Ultimately, this is what separates companies like RelayRides from the eBay-like person-to-person marketplaces that came before. When you buy a camera on eBay, you only know your seller as NikonIcon1972. In the sharing economy, we aren’t anonymous. We may not meet our trading partners face-to-face, as in the RelayRides example. But because our transactions are often linked through our Facebook accounts—some version of our real identities—we are dealing, even virtually, with real people. It’s a digital re-creation of the neighborly interactions that defined pre-industrial society. Except that now our neighbor is anyone with a Facebook account.

P2P Users

P2P Users are definite winners in the Game. They gain flexibility, benefit from lower prices, are able to enter new markets, meet new people, and enjoy a sense of community.

Other Winners and Losers

As noted in the Second Order Effects section above, city residents may end up benefitting from lower costs of living and less congestion and pollution from having fewer cars on the road. At the same time, however, it’s possible that the Jevons paradox kicks in, as the lower costs of living attract an overabundance of new immigration into cities, thereby increasing the overall level of congestion and pollution.

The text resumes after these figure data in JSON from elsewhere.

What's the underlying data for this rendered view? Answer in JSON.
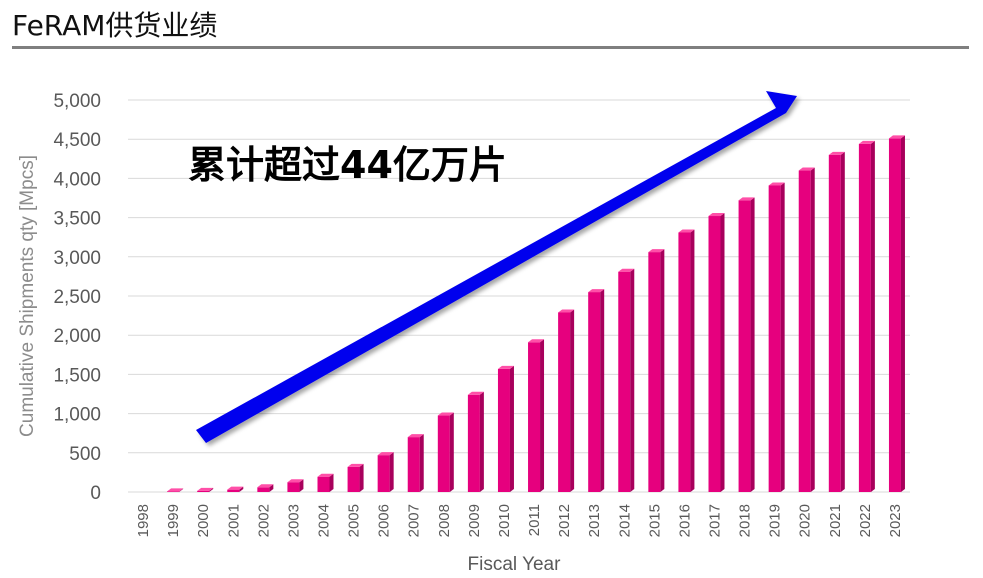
{
  "page": {
    "title": "FeRAM供货业绩"
  },
  "chart_data": {
    "type": "bar",
    "title": "",
    "xlabel": "Fiscal Year",
    "ylabel": "Cumulative Shipments qty [Mpcs]",
    "ylim": [
      0,
      5000
    ],
    "yticks": [
      "0",
      "500",
      "1,000",
      "1,500",
      "2,000",
      "2,500",
      "3,000",
      "3,500",
      "4,000",
      "4,500",
      "5,000"
    ],
    "categories": [
      "1998",
      "1999",
      "2000",
      "2001",
      "2002",
      "2003",
      "2004",
      "2005",
      "2006",
      "2007",
      "2008",
      "2009",
      "2010",
      "2011",
      "2012",
      "2013",
      "2014",
      "2015",
      "2016",
      "2017",
      "2018",
      "2019",
      "2020",
      "2021",
      "2022",
      "2023"
    ],
    "values": [
      0,
      8,
      15,
      30,
      60,
      125,
      195,
      320,
      470,
      700,
      975,
      1240,
      1570,
      1910,
      2290,
      2550,
      2810,
      3060,
      3310,
      3520,
      3720,
      3910,
      4100,
      4300,
      4440,
      4510
    ],
    "annotation": "累计超过44亿万片",
    "grid": true,
    "legend": "none",
    "colors": {
      "bar": "#e6007e",
      "bar_side": "#a8005c",
      "bar_top": "#ff4fa8",
      "arrow": "#0000ee",
      "grid": "#d9d9d9"
    }
  }
}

There is also the possibility that the P2P Platforms end up assuming some of the more undesirable practices of more Traditional (entrenched) Providers. In particular, in “Can We Stop Pretending the Sharing Economy Is All About Sharing?” Time notes

Some of the “sharing economy” businesses are themselves being accused of using ruthless, old-fashioned money-making tactics. An Alternet post pointed out that in light of surge pricing, the lack of regulation, and labor exploitation, the ride-sharing company Uber has a lot in common with “old-school capitalist companies.” In Seattle and Los Angeles, among other places, Uber drivers—those who directly benefit from sharing economy transactions—are battling it out to get more protection and rights as employees.

Drivers for Uber and its ride-share competitor, Lyft, have also been complaining that the pay is decreasing. This is especially hard for drivers to stomach when they read about Uber being worth $17 billion. Why can’t such a valuable sharing economy business, you know, share the wealth, drivers are wondering.

In this case, Users, both P2P and Traditional, might still benefit from lower prices, but P2P Providers might end up getting the short end of the stick, along with Traditional Providers, by being able to retain insufficient income for their efforts.